The drain pumps out the excess water once the irrigation is complete, creating a depression and radiating cracks, only for this water to crack the sidewalk again once it recollects as standing water on the low-lying land near the River.  This unnecessary amount of damage allows the plants in the courtyard only a marginal level of growth.  The consequences of turfing in terms of drainage needs and water flow add to the argument against forcibly proliferating inappropriate species of plant life in this manner. 

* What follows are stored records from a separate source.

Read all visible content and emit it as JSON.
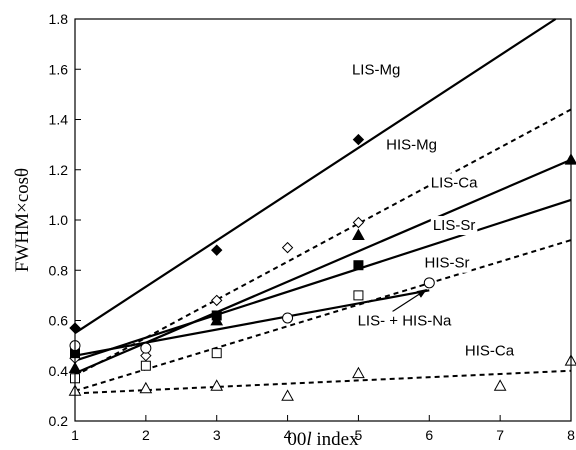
{
  "chart_data": {
    "type": "scatter",
    "xlabel_prefix": "00",
    "xlabel_var": "l",
    "xlabel_suffix": " index",
    "ylabel": "FWHM×cosθ",
    "xlim": [
      1,
      8
    ],
    "ylim": [
      0.2,
      1.8
    ],
    "xticks": [
      1,
      2,
      3,
      4,
      5,
      6,
      7,
      8
    ],
    "yticks": [
      0.2,
      0.4,
      0.6,
      0.8,
      1.0,
      1.2,
      1.4,
      1.6,
      1.8
    ],
    "ytick_labels": [
      "0.2",
      "0.4",
      "0.6",
      "0.8",
      "1.0",
      "1.2",
      "1.4",
      "1.6",
      "1.8"
    ],
    "grid": false,
    "series": [
      {
        "name": "LIS-Mg",
        "marker": "diamond-filled",
        "dash": false,
        "points": [
          [
            1,
            0.57
          ],
          [
            3,
            0.88
          ],
          [
            5,
            1.32
          ]
        ],
        "fit": [
          [
            1,
            0.55
          ],
          [
            8,
            1.84
          ]
        ]
      },
      {
        "name": "HIS-Mg",
        "marker": "diamond-open",
        "dash": true,
        "points": [
          [
            1,
            0.45
          ],
          [
            2,
            0.46
          ],
          [
            3,
            0.68
          ],
          [
            4,
            0.89
          ],
          [
            5,
            0.99
          ]
        ],
        "fit": [
          [
            1,
            0.38
          ],
          [
            8,
            1.44
          ]
        ]
      },
      {
        "name": "LIS-Ca",
        "marker": "triangle-filled",
        "dash": false,
        "points": [
          [
            1,
            0.41
          ],
          [
            3,
            0.6
          ],
          [
            5,
            0.94
          ],
          [
            8,
            1.24
          ]
        ],
        "fit": [
          [
            1,
            0.39
          ],
          [
            8,
            1.24
          ]
        ]
      },
      {
        "name": "LIS-Sr",
        "marker": "square-filled",
        "dash": false,
        "points": [
          [
            1,
            0.47
          ],
          [
            3,
            0.62
          ],
          [
            5,
            0.82
          ]
        ],
        "fit": [
          [
            1,
            0.44
          ],
          [
            8,
            1.08
          ]
        ]
      },
      {
        "name": "HIS-Sr",
        "marker": "square-open",
        "dash": true,
        "points": [
          [
            1,
            0.37
          ],
          [
            2,
            0.42
          ],
          [
            3,
            0.47
          ],
          [
            5,
            0.7
          ]
        ],
        "fit": [
          [
            1,
            0.32
          ],
          [
            8,
            0.92
          ]
        ]
      },
      {
        "name": "LIS- + HIS-Na",
        "marker": "circle-open",
        "dash": false,
        "points": [
          [
            1,
            0.5
          ],
          [
            2,
            0.49
          ],
          [
            4,
            0.61
          ],
          [
            6,
            0.75
          ]
        ],
        "fit": [
          [
            1,
            0.46
          ],
          [
            6,
            0.72
          ]
        ]
      },
      {
        "name": "HIS-Ca",
        "marker": "triangle-open",
        "dash": true,
        "points": [
          [
            1,
            0.32
          ],
          [
            2,
            0.33
          ],
          [
            3,
            0.34
          ],
          [
            4,
            0.3
          ],
          [
            5,
            0.39
          ],
          [
            7,
            0.34
          ],
          [
            8,
            0.44
          ]
        ],
        "fit": [
          [
            1,
            0.31
          ],
          [
            8,
            0.4
          ]
        ]
      }
    ],
    "labels": [
      {
        "series": "LIS-Mg",
        "text": "LIS-Mg",
        "x": 5.25,
        "y": 1.6
      },
      {
        "series": "HIS-Mg",
        "text": "HIS-Mg",
        "x": 5.75,
        "y": 1.3
      },
      {
        "series": "LIS-Ca",
        "text": "LIS-Ca",
        "x": 6.35,
        "y": 1.15
      },
      {
        "series": "LIS-Sr",
        "text": "LIS-Sr",
        "x": 6.35,
        "y": 0.98
      },
      {
        "series": "HIS-Sr",
        "text": "HIS-Sr",
        "x": 6.25,
        "y": 0.83
      },
      {
        "series": "LIS- + HIS-Na",
        "text": "LIS- + HIS-Na",
        "x": 5.65,
        "y": 0.6,
        "arrow_to": [
          6.0,
          0.735
        ]
      },
      {
        "series": "HIS-Ca",
        "text": "HIS-Ca",
        "x": 6.85,
        "y": 0.48
      }
    ]
  }
}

Interrelation of Natural Systems

Without any doubt, the natural forces in effect on this site, including water flow and plant life among others, are interrelated to the point where affecting one area of the system is guaranteed to somehow influence the others down the line.  In the case of the West End, the common link between these forces is the underlying role of the site’s topography, whether it’s natural or manmade.  Dealing with the natural forces has undeniably caused some compounding of already complex problems, but precedents for environmentally responsible developments, such as the Woodlands, demonstrate that equally comprehensive solutions are available to solve issues such as water flow and erosion or the plant life of the metro-forest.  The question of how the natural forces in cities may continue to shape the urban areas is answered in the human response to these problems.